The choice of confidence level determines the alpha level's Z-score $Z_{\alpha/2}$ , which is what you're going to compare to your Z-score $Z$ . You can find the alpha level's Z-score for your chosen confidence level from this table:

Confidence level	Alpha level $\alpha$	Alpha level's Z-score $Z_{\alpha/2}$
90%	10%	1.645
95%	5%	1.96
98%	2%	2.326
99%	1%	2.576

Now that you have both your Z-score and the alpha level's Z-score, you can take the last step and compare them. If your Z-score's magnitude is larger than your alpha level's Z-score (that is, if $\vert Z\vert > \vert Z_{\alpha/2} \vert$ ), then you can reject the null hypothesis - your results are statistically significant. If $\vert Z\vert < \vert Z_{\alpha/2} \vert$ , you must admit defeat and accept the null hypothesis — your populations are too similar to warrant any excitement.

To summarise the process:

Calculate your Z-score $Z$ with the populations' data.
Pick a confidence level and get $Z_{\alpha/2}$ from the handy table.
Compare $Z$ with $Z_{\alpha/2}$ :
- If $\vert Z\vert < \vert Z_{\alpha/2} \vert$ , accept the null hypothesis.
- If $\vert Z\vert > \vert Z_{\alpha/2} \vert$ , reject the null hypothesis.

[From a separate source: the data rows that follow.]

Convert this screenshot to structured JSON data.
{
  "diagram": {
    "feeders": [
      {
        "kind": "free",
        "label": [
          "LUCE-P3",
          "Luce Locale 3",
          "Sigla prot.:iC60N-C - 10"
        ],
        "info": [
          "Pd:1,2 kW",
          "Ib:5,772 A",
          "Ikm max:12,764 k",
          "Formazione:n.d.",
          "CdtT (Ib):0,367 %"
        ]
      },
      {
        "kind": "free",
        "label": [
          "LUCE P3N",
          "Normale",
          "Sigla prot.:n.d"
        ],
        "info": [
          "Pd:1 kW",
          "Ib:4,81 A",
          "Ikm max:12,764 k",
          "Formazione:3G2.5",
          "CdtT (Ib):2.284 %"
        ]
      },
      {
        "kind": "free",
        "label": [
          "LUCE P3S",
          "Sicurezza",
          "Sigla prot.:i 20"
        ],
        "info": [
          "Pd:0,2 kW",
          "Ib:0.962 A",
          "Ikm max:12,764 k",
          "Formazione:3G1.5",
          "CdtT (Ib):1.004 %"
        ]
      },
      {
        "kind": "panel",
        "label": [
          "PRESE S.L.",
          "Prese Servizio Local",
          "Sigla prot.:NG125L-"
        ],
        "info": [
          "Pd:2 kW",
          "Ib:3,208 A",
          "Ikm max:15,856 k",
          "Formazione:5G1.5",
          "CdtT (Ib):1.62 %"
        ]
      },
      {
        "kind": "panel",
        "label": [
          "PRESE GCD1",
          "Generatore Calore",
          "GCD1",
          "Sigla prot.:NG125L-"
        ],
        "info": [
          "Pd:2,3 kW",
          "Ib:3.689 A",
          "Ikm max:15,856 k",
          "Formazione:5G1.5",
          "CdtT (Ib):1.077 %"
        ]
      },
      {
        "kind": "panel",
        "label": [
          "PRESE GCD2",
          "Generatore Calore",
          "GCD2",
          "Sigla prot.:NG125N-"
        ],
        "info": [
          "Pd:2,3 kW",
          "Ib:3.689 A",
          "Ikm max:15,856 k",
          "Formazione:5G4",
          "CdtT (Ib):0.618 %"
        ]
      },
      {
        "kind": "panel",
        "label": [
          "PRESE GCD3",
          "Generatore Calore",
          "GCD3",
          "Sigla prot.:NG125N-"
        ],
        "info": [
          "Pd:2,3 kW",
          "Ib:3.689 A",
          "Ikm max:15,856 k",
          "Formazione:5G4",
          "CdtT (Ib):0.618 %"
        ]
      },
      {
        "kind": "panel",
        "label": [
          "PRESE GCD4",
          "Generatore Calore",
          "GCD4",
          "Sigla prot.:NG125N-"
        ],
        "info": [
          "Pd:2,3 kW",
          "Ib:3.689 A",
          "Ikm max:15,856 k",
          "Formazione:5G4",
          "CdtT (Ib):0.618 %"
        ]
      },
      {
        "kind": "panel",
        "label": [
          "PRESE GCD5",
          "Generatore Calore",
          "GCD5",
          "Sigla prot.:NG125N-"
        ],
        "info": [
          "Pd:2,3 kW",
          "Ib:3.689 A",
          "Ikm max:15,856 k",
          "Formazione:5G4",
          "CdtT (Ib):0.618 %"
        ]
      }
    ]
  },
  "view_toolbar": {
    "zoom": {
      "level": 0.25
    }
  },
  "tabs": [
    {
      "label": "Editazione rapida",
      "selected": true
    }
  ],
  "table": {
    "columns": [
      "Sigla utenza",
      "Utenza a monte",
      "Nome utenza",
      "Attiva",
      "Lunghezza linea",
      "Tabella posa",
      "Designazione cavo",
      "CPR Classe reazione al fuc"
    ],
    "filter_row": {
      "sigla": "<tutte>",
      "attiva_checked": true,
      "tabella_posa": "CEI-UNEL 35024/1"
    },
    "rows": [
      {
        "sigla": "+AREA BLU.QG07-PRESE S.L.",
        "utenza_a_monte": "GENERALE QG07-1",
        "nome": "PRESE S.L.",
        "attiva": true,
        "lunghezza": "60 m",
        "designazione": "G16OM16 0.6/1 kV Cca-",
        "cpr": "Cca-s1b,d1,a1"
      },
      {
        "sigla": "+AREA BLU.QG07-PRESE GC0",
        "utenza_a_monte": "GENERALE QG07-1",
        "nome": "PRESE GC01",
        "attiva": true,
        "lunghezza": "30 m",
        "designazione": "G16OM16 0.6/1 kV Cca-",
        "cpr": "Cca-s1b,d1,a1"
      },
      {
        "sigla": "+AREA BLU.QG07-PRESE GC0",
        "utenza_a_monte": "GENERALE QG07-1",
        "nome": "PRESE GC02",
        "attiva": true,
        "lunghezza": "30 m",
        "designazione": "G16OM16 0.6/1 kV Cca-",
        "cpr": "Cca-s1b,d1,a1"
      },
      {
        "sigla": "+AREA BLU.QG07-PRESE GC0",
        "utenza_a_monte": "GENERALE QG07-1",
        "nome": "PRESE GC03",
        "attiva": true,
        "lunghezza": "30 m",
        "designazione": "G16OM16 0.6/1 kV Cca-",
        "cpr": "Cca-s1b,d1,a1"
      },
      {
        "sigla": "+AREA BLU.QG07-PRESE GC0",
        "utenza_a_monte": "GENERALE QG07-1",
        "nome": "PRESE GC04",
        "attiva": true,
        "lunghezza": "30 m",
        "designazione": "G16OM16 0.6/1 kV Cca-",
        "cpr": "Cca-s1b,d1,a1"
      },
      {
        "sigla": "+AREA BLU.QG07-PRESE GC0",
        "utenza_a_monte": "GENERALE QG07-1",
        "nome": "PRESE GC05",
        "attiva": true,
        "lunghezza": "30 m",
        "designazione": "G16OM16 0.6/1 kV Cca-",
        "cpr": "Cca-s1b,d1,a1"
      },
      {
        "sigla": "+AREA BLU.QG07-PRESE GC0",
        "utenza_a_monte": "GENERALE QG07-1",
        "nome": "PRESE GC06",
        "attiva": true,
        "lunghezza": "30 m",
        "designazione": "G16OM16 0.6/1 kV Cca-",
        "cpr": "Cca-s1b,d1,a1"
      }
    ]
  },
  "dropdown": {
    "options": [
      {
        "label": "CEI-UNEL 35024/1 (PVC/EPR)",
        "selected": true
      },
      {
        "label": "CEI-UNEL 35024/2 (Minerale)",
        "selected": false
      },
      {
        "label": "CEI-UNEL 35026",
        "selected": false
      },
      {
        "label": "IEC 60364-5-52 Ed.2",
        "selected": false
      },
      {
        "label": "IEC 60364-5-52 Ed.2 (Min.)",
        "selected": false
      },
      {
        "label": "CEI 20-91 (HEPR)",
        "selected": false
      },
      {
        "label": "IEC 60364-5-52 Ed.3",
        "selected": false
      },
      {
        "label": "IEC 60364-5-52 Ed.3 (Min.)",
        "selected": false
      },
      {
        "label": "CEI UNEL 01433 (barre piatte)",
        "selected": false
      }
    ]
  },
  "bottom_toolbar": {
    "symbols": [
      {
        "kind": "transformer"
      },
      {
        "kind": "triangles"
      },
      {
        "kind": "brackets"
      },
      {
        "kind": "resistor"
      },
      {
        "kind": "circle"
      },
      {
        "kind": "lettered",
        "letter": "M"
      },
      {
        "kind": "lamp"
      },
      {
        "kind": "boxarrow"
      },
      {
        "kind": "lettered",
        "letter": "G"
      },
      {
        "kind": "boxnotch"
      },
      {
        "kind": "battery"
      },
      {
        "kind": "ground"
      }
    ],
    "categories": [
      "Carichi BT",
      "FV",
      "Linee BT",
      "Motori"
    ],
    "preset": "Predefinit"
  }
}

What are an AB test's shortcomings?

As a two-proportion Z-test, an AB test has some conditions that must be met for the test to be effective.

Your sample sizes should both be larger than thirty. Using fifty or more samples per group is ideal. If you use too few samples, central limit theorem states that they won't be normally distributed, which is crucial in a Z-test.
Your sample sizes should be approximately the same. This might not always be possible, depending on the method of data collection.
Your data should be randomly selected from their respective populations. If the samples are not representative of the target populations, your data is unbalanced.

How to calculate statistical significance with the AB test calculator

The AB test calculator is easy to use.

Enter the two groups' information into their fields. You have to know the groups' sizes and the number or percentage of positive samples for each group.
Decide on a confidence level. The higher the confidence level, the more confident you can be in the significance of your results.
Check out your results. Using these inputs, the AB test calculator will perform the split test and tell you whether the difference in your populations is statistically significant.

FAQs

What is a Z-score?

A Z-score denotes a value's relationship to a group of values from the same distribution. The Z-score is measured in the number of standard deviations from the group's mean. A higher Z-score means the value is further away from the distribution's mean.

Why do Z-scores matter?

Suppose I tell you John is 6 feet tall. That might tell you John's height, but how tall is John compared to the average male of his age? To figure that out, you'd need to compare John's height to the heights of a sizeable group of other men. The Z-score is a standardized method of performing this comparison and describing the result.

What is the normal distribution?

The normal distribution (also known as the bell curve) is a probability density function that happens to represent a lot of real-world physical quantities. Because of this widespread applicability, it's used in Z-tests to represent the distribution of possible values and to compare them to a new value when testing for statistical significance.